La visite d’Etat de Václav Klaus en Russie survient quelques jours seulement après le tollé provoqué en Europe par la nouvelle condition qu’il a posé à sa signature du traité de Lisbonne. Il a confié à ses hôtes qu’il était "vivement préoccupé par le renforcement de l’intégration européenne". Klaus fait partie de ces politiciens tchèques qui n’ont pas peur d’exprimer ouvertement leur orientation pro-russe, contrairement par exemple au gouvernement de droite de Mirek Topolánek [renversé en avril dernier] qui misait plutôt sur un renforcement des liens avec les Etats-Unis.
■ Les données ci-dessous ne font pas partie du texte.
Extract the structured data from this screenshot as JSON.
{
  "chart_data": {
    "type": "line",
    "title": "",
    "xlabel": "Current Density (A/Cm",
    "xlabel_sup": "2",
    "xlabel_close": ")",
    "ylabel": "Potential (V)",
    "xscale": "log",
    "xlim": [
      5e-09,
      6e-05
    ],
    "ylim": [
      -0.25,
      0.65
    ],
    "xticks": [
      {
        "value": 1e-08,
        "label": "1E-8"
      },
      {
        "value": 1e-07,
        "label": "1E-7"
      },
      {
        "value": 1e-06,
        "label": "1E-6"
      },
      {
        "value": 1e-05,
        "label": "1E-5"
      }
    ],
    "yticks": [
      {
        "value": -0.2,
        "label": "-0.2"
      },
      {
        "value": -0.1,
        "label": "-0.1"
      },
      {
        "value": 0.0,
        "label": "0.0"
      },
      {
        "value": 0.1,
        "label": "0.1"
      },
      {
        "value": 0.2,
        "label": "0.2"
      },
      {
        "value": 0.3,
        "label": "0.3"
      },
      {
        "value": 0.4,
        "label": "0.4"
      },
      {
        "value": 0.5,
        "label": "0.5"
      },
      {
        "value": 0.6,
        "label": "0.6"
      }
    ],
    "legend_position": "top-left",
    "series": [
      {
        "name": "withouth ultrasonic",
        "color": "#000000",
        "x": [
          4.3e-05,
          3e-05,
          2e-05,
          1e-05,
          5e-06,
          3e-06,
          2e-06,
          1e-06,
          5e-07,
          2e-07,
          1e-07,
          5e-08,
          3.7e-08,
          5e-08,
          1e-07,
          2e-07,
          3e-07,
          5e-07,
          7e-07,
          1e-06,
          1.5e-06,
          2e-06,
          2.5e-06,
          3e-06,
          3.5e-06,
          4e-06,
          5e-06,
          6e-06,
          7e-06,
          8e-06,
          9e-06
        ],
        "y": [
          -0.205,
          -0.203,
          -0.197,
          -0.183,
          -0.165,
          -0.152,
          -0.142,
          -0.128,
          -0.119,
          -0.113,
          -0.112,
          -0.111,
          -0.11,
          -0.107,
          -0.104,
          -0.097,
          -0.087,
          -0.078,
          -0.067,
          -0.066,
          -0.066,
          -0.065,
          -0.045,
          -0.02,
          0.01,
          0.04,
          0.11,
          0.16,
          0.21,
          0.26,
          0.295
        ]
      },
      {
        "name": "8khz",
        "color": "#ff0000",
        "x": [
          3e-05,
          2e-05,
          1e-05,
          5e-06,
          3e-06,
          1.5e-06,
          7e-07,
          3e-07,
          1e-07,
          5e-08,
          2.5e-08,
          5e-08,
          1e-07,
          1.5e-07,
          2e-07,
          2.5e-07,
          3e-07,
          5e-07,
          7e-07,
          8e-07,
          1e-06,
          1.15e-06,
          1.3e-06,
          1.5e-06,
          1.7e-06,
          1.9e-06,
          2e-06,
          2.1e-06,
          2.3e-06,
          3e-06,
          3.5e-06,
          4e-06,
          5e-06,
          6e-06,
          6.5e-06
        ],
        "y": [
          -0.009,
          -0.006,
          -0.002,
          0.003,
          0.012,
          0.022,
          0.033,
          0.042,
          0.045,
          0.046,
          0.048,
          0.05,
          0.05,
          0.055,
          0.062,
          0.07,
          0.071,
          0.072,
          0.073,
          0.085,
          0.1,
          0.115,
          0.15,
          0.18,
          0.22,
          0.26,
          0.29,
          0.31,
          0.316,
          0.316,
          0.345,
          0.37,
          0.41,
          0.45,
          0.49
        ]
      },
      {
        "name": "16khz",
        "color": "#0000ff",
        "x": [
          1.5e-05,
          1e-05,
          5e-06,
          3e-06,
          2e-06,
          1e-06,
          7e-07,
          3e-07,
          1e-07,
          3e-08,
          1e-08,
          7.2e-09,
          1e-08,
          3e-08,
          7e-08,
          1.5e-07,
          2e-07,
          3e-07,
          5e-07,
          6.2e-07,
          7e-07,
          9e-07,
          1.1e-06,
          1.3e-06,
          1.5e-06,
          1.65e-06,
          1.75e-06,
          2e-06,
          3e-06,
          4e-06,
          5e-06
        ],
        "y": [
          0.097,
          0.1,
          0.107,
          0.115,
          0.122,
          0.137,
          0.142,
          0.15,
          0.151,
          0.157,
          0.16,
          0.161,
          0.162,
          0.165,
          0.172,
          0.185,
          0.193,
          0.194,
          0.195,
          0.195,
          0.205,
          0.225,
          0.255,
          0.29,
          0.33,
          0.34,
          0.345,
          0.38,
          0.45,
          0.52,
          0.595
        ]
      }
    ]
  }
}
C’est ainsi qu’à l’occasion d’un déplacement aux Etats-Unis en septembre, Klaus a déclaré que Moscou représentait pour la République tchèque une menace bien moins grande qu’une Union européenne surréglementée. "Jamais, au cours des deux millénaires de son histoire, la Russie n’a eu un aussi bon système politique et le principe de liberté n’a été aussi bien respecté", a-t-il notamment indiqué dans un entretien récent paru dans le Washington Times [quotidien proche des néoconservateurs américains]. Lorsqu’il était Premier ministre [de 1992 à 1997], Václav Klaus a généralement toujours conservé une ligne pro-occidentale. Ce n’est qu’après avoir quitté le pouvoir exécutif, qu’il a commencé à formuler plus explicitement des critiques au sujet de l’intégration européenne et des Etats-Unis.

La coqueluche des journalistes russes

Ce changement de cap s’est vu confirmer par ses réserves exprimées à propos des bombardements de l’OTAN en Yougoslavie en 1999. C’est aussi à cette époque là que les médias russes se sont pour la première fois intéressés à lui. Aujourd’hui, ce sont les journalistes russes qui font la promotion de Klaus. La place qu’il occupe dans les médias russes est bien plus grande que celle de tous les autres chefs d’Etat d’Europe centrale. Ses prises de position sur la "russophobie gratuite" des élites occidentales sont surtout appréciées par les journalistes pro-Kremlin. Mikhaïl Deliaguine, politologue moscovite renommé, a pour sa part repris dans un article récent sur la crise de l’intégration européenne une prétendue citation de Klaus, dans laquelle il affirme que l’adhésion à l’Union européenne a signifié pour la République tchèque un appauvrissement financier. "A bien des égards, Václav Klaus est un homme du passé.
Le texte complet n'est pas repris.